General Discussion
In reply to the discussion: Fast-Track Treason and the Coming Corporate Coup: Calling Out TPP Traitors [View all]Hoyt
(54,770 posts)If you read what he said to Matt Yglesias the other day, you'd know: "Where Americans have a legitimate reason to be concerned is that in part this rise has taken place on the backs of an international system in which China wasn't carrying its own weight or following the rules of the road and we were, and in some cases we got the short end of the stick. This is part of the debate that we're having right now in terms of the Trans-Pacific Partnership, the trade deal that, you know, we've been negotiating. There are a lot of people who look at the last 20 years and say, 'Why would we want another trade deal that hasn't been good for American workers? It allowed outsourcing of American companies locating jobs in low-wage China and then selling it back to Walmart. And, yes, we got cheaper sneakers, but we also lost all our jobs.'"

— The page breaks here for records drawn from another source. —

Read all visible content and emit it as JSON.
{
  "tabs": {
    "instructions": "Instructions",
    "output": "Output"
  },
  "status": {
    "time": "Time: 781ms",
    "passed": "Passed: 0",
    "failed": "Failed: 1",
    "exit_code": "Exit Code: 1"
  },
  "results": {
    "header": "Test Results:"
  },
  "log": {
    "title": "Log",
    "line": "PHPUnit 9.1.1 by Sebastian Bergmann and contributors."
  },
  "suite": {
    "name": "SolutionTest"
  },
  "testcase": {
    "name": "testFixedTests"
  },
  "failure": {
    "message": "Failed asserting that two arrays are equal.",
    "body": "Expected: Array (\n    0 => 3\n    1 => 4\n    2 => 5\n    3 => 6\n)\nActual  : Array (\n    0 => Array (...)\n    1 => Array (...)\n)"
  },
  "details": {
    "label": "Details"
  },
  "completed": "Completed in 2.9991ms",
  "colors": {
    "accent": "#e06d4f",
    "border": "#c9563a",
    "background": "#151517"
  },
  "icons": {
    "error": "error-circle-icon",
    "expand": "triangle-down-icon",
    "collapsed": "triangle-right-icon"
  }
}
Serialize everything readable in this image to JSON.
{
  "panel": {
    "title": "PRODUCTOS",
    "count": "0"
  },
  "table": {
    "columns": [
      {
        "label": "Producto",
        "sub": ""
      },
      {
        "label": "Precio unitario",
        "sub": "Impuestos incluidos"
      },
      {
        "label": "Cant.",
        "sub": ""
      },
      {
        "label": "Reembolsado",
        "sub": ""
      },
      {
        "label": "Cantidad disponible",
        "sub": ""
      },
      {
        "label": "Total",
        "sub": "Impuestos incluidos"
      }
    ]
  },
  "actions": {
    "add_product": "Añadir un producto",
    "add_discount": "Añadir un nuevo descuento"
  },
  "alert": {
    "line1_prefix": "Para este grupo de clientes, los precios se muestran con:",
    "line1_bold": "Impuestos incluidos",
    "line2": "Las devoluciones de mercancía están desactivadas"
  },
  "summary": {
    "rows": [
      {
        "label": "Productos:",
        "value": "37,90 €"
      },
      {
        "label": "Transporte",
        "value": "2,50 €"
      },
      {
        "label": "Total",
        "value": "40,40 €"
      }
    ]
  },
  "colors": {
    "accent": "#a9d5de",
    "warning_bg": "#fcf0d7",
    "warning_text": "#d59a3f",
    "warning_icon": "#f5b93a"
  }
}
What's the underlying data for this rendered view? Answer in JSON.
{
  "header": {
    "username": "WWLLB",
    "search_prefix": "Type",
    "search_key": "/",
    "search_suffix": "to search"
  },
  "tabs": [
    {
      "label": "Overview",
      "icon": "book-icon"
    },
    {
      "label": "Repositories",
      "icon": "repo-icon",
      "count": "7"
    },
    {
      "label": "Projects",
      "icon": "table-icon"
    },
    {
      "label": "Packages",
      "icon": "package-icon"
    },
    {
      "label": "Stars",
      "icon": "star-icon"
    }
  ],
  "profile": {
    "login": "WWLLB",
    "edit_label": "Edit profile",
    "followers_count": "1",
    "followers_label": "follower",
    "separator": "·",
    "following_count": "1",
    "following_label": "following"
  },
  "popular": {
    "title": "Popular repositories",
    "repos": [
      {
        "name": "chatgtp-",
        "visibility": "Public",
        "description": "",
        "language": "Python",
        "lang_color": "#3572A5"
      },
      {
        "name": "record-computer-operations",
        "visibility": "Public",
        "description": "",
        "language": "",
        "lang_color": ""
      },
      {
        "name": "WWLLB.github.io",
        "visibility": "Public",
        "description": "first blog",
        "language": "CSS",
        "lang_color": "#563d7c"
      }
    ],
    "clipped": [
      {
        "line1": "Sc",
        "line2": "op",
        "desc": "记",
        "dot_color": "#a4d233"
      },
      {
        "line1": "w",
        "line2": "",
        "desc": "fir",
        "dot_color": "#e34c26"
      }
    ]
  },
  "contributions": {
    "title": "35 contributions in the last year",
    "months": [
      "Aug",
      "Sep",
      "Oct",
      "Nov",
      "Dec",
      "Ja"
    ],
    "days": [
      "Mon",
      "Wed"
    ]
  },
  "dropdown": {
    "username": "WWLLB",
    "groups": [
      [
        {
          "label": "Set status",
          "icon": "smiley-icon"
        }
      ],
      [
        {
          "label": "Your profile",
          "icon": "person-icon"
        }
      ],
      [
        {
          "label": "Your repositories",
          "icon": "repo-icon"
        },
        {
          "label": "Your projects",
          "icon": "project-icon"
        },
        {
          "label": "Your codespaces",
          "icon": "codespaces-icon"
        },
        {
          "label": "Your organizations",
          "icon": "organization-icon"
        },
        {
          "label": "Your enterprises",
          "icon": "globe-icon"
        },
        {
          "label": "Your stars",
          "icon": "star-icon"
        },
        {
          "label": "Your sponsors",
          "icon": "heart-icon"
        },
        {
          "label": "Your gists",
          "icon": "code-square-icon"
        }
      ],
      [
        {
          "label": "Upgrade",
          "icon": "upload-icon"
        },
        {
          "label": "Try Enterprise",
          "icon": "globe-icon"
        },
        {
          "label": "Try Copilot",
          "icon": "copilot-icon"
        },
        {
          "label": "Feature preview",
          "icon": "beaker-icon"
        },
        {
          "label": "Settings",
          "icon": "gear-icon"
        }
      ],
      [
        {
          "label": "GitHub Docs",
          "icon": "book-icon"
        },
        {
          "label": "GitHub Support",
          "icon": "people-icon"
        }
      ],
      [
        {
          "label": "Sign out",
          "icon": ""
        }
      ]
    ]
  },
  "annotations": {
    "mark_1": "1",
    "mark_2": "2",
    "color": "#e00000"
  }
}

"And my argument is two-fold. Number one: precisely because that horse is out of the barn, the issue we're trying to deal with right now is, can we make for a higher bar on labor, on environmental standards, et cetera, in that region and write a set of rules where it's fairer, because right now it's not fair, and if you want to improve it, that means we need a new trading regime. We can't just rely on the old one because the old one isn't working for us."
"But the second reason it's important is because the countries we're negotiating with are the same countries that China is trying to negotiate with. And if we don't write the rules out there, China's going to write the rules. And the geopolitical implications of China writing the rules for trade or maritime law or any kind of commercial activity almost inevitably means that we will be cut out or we will be deeply disadvantaged.
"Our businesses will be disadvantaged, our workers will be disadvantaged. So when I hear, when I talk to labor organizations, I say, right now, we've been hugely disadvantaged. Why would we want to maintain the status quo? If we can organize a new trade deal in which a country like Vietnam for the first time recognizes labor rights and those are enforceable, that's a big deal. It doesn't mean that we're still not going to see wage differentials between us and them, but they're already selling here for the most part. And what we have the opportunity to do is to set long-term trends that keep us in the game in a place that we've got to be. . . . . . ."
http://www.vox.com/a/barack-obama-interview-vox-conversation/obama-foreign-policy-transcript
In the past couple of years, I've read here how Obama was going to gut Social Security, he was going to push the pipeline through, he was against net neutrality, etc. None of that happened. I believe he won't sell us down the river here either.